La moral del esclavo reivindica la cualidad del débil, del dependiente: el servicio, la paciencia, la humildad, la obediencia, la mansedumbre. Ignoro si Fernando De Tomaso leyó a Nietzsche, pero la semana pasada se refirió a Micó, entrenador de su Racing, cada día con más problemas y menos jugadores y dijo: “¡Qué bueno es tener un director técnico que no presione por refuerzos, que no se queje y trabaje!”. Amo, no aristócrata. Se lo veía feliz.
En el Mito del Eterno Retorno hay un principio del tiempo y un fin, que a su vez vuelve a generar otro principio, otro fin, y así. El tema, siempre, es la libertad. “¿Qué sucedería si un demonio te dijese: ‘Esta vida, tal como la vives, tal como la has vivido, habrás de revivirla una serie infinita de veces’?”, pregunta Nietzsche, provocador.

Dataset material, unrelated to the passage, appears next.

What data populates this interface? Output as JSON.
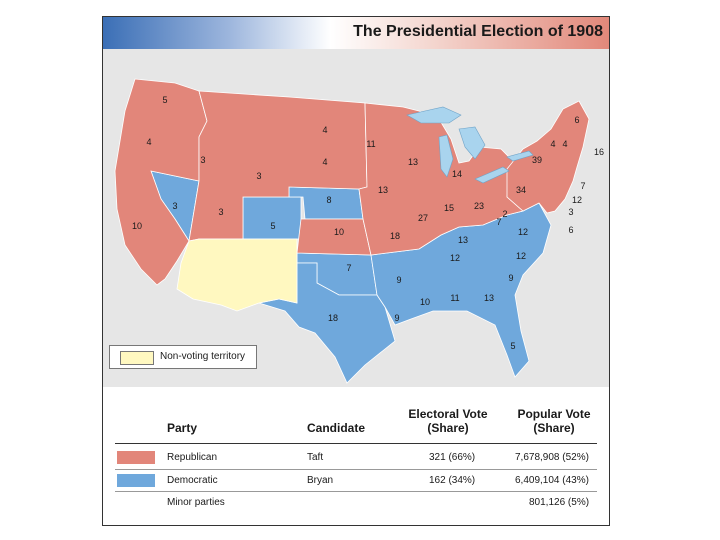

Quién sabe si ese demonio habrá taladrado con preguntas similares, entre avión y avión, las cabezas del Malevo Ferreyra, los Zárate, Clemente, Montenegro, Guiñazú, Archubi, Cáceres, Rusculleda y tantos buenos futbolistas resignados a su papel de esclavos con cadena de oro.
“Corro como negro para poder vivir como blanco”, suele decir Samuel Eto’o, delantero del Barcelona. Este camerunés, lúcido, irónico y ágil como una gacela, sí que sabe lo que hacen con su vida y con su cuerpo; mientras las cámaras exhiben al mundo las brillantes copas y hablan de la gloria eterna de los campeones.